Według WSJ wraz z wybuchem społecznego i oficjalnego współczucia w Rosji po katastrofie z 10 kwietnia można było odnieść wrażenie, że stosunki polsko-rosyjskie poprawiają się. Władze obu krajów zgodziły się parę miesięcy temu, że do katastrofy doprowadziła decyzja o lądowaniu podczas złej pogody na lotnisku, posiadającym jedynie podstawowe urządzenia nawigacyjne. Jednak w Polsce oczekiwano (...), że Rosja weźmie na siebie w jakimś stopniu współodpowiedzialność za tę decyzję - napisał "Wall Street Journal". Zamiast to zrobić, w 200-stronicowym raporcie MAK w żadnym stopniu nie obwinił kontrolerów lotów oraz pracowników lotniska w Smoleńsku - dodaje dziennik.
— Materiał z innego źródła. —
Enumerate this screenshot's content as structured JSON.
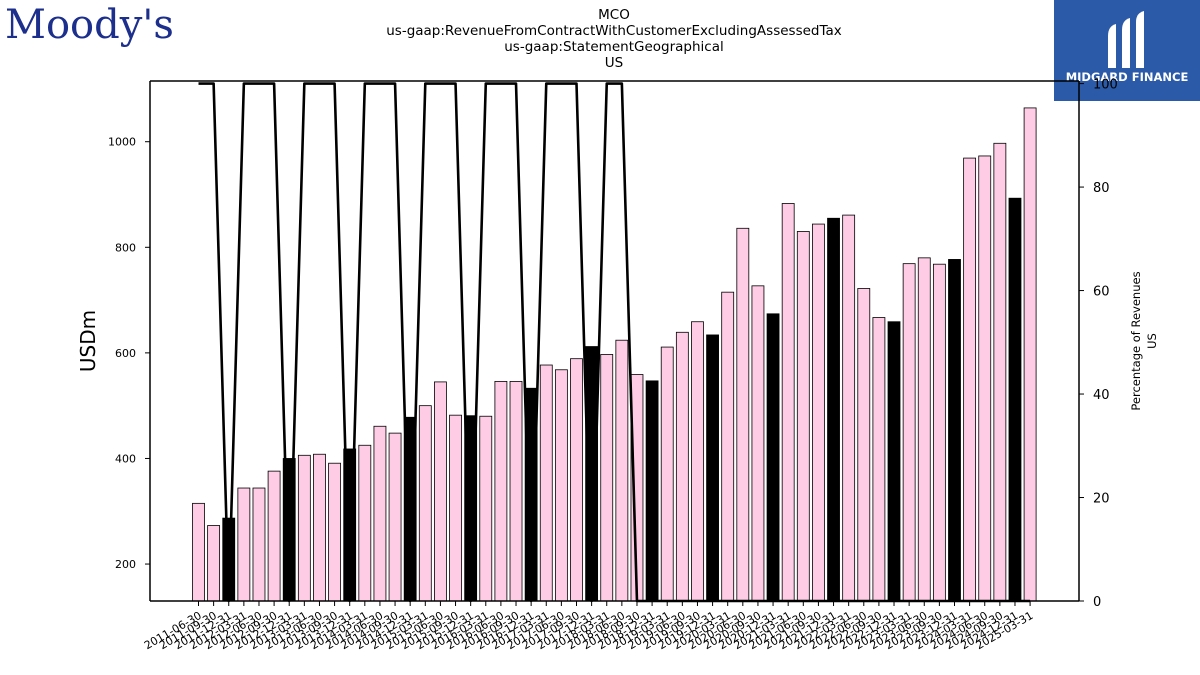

Zdaniem "NYT", dokument przedstawiony wczoraj w Moskwie nakreśla złożony porter psychologiczny kapitana polskiego samolotu (Arkadiusza Protasiuka) i opisuje niewidoczną, wywieraną na niego presję. Raport winę za katastrofę przypisuje kapitanowi, ale także zdecydowanie sugeruje, że leży ona również po stronie niektórych pasażerów - napisał "New York Times".

Kwestia winy nie mogła być jeszcze bardziej delikatna. Katastrofa miała miejsce na tle długotrwałego napięcia między Moskwą a Warszawą i początkowo wydawała się podstawą do dalszych podziałów. Tymczasem wybuch współczucia ze strony Rosji przygotował grunt pod polityczne pojednanie - ocenia "NYT". Ocieplenie nie przełożyło się na etap śledztwa - dodaje nowojorski dziennik.

Gazeta podkreśla, że raport wyklucza wiele zewnętrznych czynników, które mogły przyczynić się do katastrofy - takich jak stan samolotu, kontrola lotu, łączność radiowa, wsparcie meteorologiczne - a niektóre jego fragmenty przypominają psychoanalizę.